Abstract

The Hadejia–Nguru Wetlands are annually inundated flood plains in semi-arid northeastern Nigeria. The area has a unique ecosystem that forms a natural barrier against the encroachment of the Sahara desert. Both the rich wetland vegetation and local farmers using shallow tube wells depend on a groundwater mound (with a water table less than 6 m below the surface) that is present in the unconfined aquifer under the flood-plain area. Using well records (1991–97) and a hydrogeologic profile based on piezometers that were monitored for two years, it is shown that recharge through the annually inundated flood plains is the source of the groundwater mound.

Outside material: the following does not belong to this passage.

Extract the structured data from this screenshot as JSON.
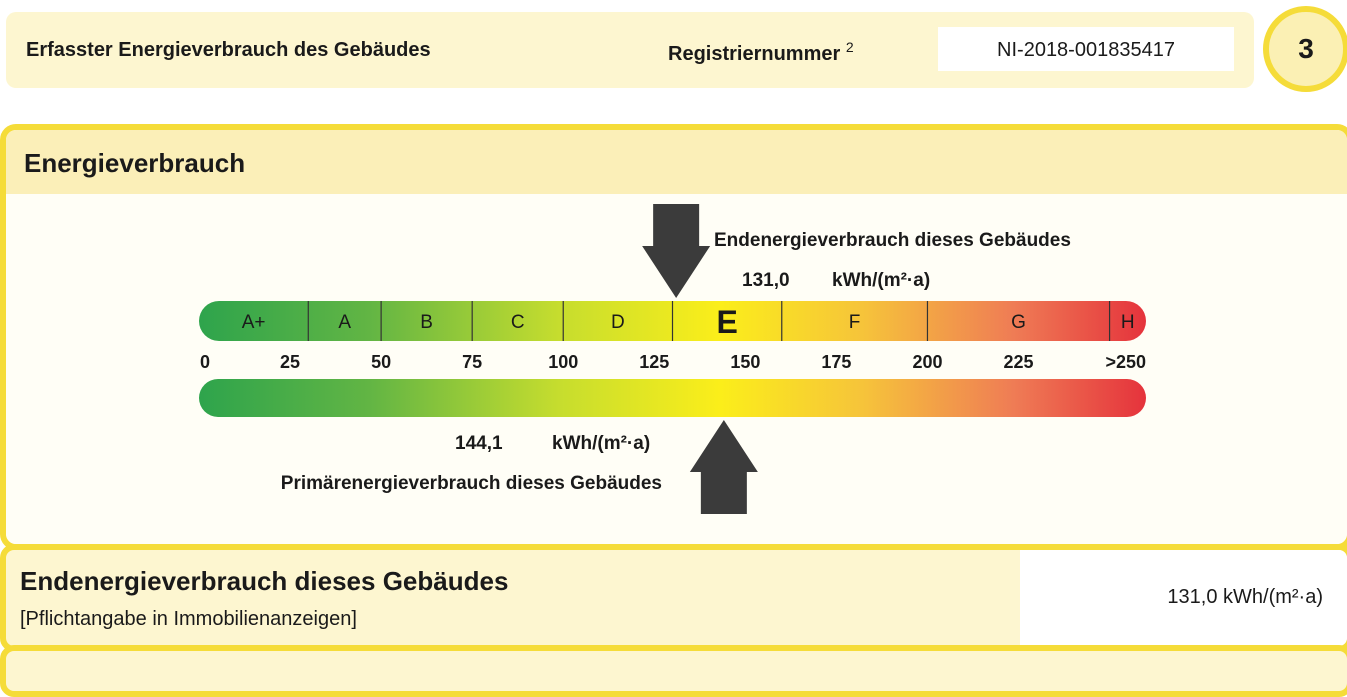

Maintenance of the groundwater-recharge function of the flood plains depends on wet-season releases from two large upstream dams. On the basis of a water-budget method, the mean (1991–97) wet-season unconfined groundwater recharge in the flood-plain area between Hadejia and Nguru and in the immediate vicinity (1250 km2) is estimated to be 132 mm (range, 73–197 mm). Outflow from the unconfined flood-plain aquifer to the unconfined upland aquifer is approximately 10% of the wet-season flood-plain recharge. The unconfined groundwater outflow from the flood-plain area can provide a significant contribution to the present-day rural water supply in the surrounding uplands, but it does not offer much potential for additional groundwater abstraction. In addition to outflow to the upland aquifer (∼14 mm), the distribution of the annually recharged water volume of the shallow flood-plain aquifer is (1) domestic uses (3 mm), (2) small-scale irrigation (∼15 mm), and (3) evapotranspiration ( 1 100 mm). Along the hydrogeologic profile, the recharge in the upland (i.e., outflow from the unconfined flood-plain aquifer and possibly diffuse rain-fed recharge) is in balance with the water uses (i.e., domestic uses, groundwater outflow, and evapotranspiration). The absence of a seasonal water-level trend in the two piezometers in the upland indicates that no rain-fed recharge occurs through preferential path-way (macropore) flow.